Adventurer name: Cliff Claven

(Sorry for the Obscure Cheers reference)

Classic Final Jeopardy answer: Who are three people who have never been in my kitchen
 

Oh man...

I'm currently playing a Star Wars game. It's online with some old, old friends. I love hanging out with them. But the need to roll dice for every damn thing. Every. Damn. Thing. And the discussions that go on before the rolling. And, because is FFG Star Wars, there's all the discussion afterwards about what to do with all the threat/advantage/despair/triumph. Arrrrrggggghhhhhhh!

Sorry, rant over.
 

What situations is it useful for?
Any situation where it might provide information of a weakness, be it combat, social, or magical conflict.
Any time where knowing the right fact about a subject enable better planning.

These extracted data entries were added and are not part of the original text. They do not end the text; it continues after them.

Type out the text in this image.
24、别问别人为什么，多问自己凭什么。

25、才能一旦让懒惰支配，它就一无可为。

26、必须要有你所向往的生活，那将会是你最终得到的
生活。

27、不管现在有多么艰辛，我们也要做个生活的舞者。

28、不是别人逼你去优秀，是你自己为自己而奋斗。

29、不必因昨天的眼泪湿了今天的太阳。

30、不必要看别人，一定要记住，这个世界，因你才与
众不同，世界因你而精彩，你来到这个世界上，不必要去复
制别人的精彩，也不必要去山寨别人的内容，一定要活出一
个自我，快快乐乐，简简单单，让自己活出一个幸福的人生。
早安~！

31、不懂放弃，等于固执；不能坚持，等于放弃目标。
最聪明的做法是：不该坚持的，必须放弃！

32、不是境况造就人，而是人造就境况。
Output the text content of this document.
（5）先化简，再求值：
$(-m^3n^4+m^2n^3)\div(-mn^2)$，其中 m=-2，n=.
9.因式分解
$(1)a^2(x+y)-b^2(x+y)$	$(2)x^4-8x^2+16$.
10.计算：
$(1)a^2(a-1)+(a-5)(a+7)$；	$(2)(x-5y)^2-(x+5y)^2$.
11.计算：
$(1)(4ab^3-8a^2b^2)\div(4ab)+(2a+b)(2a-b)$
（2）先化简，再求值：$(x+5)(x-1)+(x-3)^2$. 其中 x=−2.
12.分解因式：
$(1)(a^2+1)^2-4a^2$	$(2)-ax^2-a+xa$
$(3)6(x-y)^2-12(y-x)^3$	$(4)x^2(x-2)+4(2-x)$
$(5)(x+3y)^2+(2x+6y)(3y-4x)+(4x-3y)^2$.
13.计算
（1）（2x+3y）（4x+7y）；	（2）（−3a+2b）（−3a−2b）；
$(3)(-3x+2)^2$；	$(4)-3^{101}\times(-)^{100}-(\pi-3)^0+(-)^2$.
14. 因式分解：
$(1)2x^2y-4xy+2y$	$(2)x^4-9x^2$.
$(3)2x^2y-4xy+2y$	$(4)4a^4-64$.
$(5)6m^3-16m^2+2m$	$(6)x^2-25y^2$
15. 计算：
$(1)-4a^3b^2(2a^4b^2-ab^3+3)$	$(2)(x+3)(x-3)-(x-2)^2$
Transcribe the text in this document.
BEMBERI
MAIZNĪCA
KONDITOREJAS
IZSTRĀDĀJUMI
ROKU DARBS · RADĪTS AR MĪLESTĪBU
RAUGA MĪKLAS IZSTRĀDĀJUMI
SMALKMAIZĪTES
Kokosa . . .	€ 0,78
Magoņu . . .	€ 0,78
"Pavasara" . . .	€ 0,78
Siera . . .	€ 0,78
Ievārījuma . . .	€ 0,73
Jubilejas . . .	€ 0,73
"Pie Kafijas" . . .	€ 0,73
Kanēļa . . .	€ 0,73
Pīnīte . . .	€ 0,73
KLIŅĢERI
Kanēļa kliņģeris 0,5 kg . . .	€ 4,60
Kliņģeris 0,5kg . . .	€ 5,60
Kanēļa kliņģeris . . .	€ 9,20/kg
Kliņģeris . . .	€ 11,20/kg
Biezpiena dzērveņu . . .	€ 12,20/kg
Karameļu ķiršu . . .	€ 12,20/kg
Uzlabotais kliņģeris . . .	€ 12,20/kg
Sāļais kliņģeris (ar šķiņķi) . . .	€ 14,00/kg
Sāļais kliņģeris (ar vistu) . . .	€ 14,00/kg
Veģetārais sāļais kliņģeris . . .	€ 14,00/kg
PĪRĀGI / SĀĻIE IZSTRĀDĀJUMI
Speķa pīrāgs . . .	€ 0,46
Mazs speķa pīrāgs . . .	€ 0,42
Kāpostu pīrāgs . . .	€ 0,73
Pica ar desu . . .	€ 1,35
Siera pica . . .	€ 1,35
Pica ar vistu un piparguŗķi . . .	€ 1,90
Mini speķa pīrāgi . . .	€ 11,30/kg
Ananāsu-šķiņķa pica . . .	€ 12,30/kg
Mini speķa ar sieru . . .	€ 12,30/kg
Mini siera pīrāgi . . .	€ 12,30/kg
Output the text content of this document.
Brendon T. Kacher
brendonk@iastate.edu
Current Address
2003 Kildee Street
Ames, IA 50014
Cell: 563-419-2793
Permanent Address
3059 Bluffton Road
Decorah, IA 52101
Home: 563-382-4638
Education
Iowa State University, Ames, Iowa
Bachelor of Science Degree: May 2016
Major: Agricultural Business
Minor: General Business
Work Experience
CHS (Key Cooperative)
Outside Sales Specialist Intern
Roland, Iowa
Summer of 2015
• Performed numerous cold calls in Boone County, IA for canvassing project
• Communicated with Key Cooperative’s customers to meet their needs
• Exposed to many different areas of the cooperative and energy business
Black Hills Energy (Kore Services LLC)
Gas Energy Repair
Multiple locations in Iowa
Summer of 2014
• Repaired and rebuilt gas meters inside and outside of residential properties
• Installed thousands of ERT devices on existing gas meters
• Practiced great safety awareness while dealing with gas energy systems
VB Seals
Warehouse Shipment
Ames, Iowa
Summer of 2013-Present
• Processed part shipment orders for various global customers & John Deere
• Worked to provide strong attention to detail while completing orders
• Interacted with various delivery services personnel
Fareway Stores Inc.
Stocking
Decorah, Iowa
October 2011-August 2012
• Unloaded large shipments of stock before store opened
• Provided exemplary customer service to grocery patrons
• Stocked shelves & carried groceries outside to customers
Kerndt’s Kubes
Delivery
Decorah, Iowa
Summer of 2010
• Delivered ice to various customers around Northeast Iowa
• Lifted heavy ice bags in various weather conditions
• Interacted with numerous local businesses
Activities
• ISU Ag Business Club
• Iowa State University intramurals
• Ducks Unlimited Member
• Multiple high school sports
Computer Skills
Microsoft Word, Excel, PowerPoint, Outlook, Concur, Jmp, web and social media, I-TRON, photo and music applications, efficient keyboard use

I would use it as a form of self-help fairly often.
I also have allowed Trivia/Lore rolls to define something about undefined lore, again, starting in Burning Wheel, but expanding to many other games.
Can it ever be used for more than 'trivial' benefit? Can it be highly effective?
It's the same as help from another player in Burning Wheel; in the absense of a trivia rule à la BW's FoRKs, I often allow a success on the knowledge roll to be self-help. In 2d20 Dune or Star Trek, it's a preparatory action to create a temporary trait to reduce the difficulty of the main action... Similarly in Firefly or MHRP, or in Fate.
For GM's how would it help you for players to use it?
It shifts successes a good bit... It makes for richer play... And meaningful choices about which skills to invoke and how to shade the narration and derive failure stakes based upon that choice...
 



I fine Common Knowledge and such useful when players MIGHT have picked up snippets of info, but it’s not at the top of their head, like about a space station in the region that they haven’t visit. The better the roll, the more info and details.